And like all interesting and revolutionary technologies before, we began to play. What’s interesting this time is that we are playing with AI at a global scale, millions of people, in homes, on trains with their smartphone or tablet. And we can play anywhere, sometimes without an internet connection on our multitude of devices.
This is global play with a revolutionary technology at scale. It is unprecedented. It is a technology that’s reaching into multiple sociocultural systems all at once.
And a large portion of people are sharing their ideas, their projects and what they’re learning. This is helping various AI tools evolve at an incredibly fast pace. More importantly, it helping the broader public to find where and how AI tools can add value. Either at work or in life.
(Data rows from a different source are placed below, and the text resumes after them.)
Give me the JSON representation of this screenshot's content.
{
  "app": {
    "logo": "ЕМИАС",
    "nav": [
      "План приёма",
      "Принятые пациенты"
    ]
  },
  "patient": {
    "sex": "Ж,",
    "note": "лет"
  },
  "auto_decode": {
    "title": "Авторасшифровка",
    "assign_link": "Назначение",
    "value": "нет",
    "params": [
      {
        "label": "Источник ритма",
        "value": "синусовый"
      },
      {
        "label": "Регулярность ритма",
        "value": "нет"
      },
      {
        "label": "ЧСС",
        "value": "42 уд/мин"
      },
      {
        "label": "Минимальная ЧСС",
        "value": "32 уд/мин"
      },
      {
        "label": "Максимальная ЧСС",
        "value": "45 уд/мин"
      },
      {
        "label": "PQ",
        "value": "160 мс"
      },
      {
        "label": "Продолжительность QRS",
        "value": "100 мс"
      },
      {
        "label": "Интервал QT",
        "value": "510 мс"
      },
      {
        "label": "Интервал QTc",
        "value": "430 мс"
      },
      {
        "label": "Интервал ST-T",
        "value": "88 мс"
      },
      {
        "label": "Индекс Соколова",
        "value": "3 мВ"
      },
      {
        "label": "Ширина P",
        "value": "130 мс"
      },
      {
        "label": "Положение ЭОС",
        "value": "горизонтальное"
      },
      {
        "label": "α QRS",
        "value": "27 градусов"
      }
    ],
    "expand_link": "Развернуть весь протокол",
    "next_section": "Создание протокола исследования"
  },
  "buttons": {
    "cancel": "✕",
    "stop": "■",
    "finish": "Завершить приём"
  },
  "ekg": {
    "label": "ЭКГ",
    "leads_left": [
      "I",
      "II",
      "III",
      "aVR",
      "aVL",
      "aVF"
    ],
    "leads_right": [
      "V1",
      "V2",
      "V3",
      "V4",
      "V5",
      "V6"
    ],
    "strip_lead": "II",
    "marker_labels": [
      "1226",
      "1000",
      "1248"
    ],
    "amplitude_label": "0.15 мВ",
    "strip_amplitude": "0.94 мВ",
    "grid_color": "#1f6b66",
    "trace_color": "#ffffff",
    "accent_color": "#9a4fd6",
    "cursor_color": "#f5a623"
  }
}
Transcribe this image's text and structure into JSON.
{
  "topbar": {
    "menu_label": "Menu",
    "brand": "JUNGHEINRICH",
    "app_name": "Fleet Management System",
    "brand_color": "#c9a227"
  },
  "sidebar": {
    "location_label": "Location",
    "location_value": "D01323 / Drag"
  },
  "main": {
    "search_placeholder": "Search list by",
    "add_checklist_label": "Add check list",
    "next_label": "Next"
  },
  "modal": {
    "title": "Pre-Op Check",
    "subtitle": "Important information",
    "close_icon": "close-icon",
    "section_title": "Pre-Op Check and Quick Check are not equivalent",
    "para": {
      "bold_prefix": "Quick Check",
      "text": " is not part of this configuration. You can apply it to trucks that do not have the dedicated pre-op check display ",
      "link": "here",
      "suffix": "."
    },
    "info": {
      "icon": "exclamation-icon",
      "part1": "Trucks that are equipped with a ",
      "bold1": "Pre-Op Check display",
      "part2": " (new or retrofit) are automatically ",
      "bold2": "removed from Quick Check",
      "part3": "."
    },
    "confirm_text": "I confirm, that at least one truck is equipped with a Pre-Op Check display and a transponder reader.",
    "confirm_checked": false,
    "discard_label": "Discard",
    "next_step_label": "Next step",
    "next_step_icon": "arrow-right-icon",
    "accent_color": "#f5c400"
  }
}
Not only are we playing with actual AI tools, we are also playing with the meaning of AI in our lives, from how it will affect jobs to how we can bring it into the recreational aspects of our lives, the risks, the dangers and the benefits.
It is through such play that we eventually start to truly innovate, to bring forward products and compounded technologies that provide value to society. It is the first step in the process of learning how we want a technology to evolve in our cultures.
Once we start to make broader use of the technology creations that came about through play, we become a little more serious. How they’ll fit into and change economic systems, politics, military, aesthetics (arts, literature, architecture, fashion etc.), social governance.
What is truly remarkable today though isn’t so much AI itself, but that it’s the first time we’ve been able to play with a revolutionary technology across broader, global sociocultural systems in multiple languages and have so many cultures playing at the same time.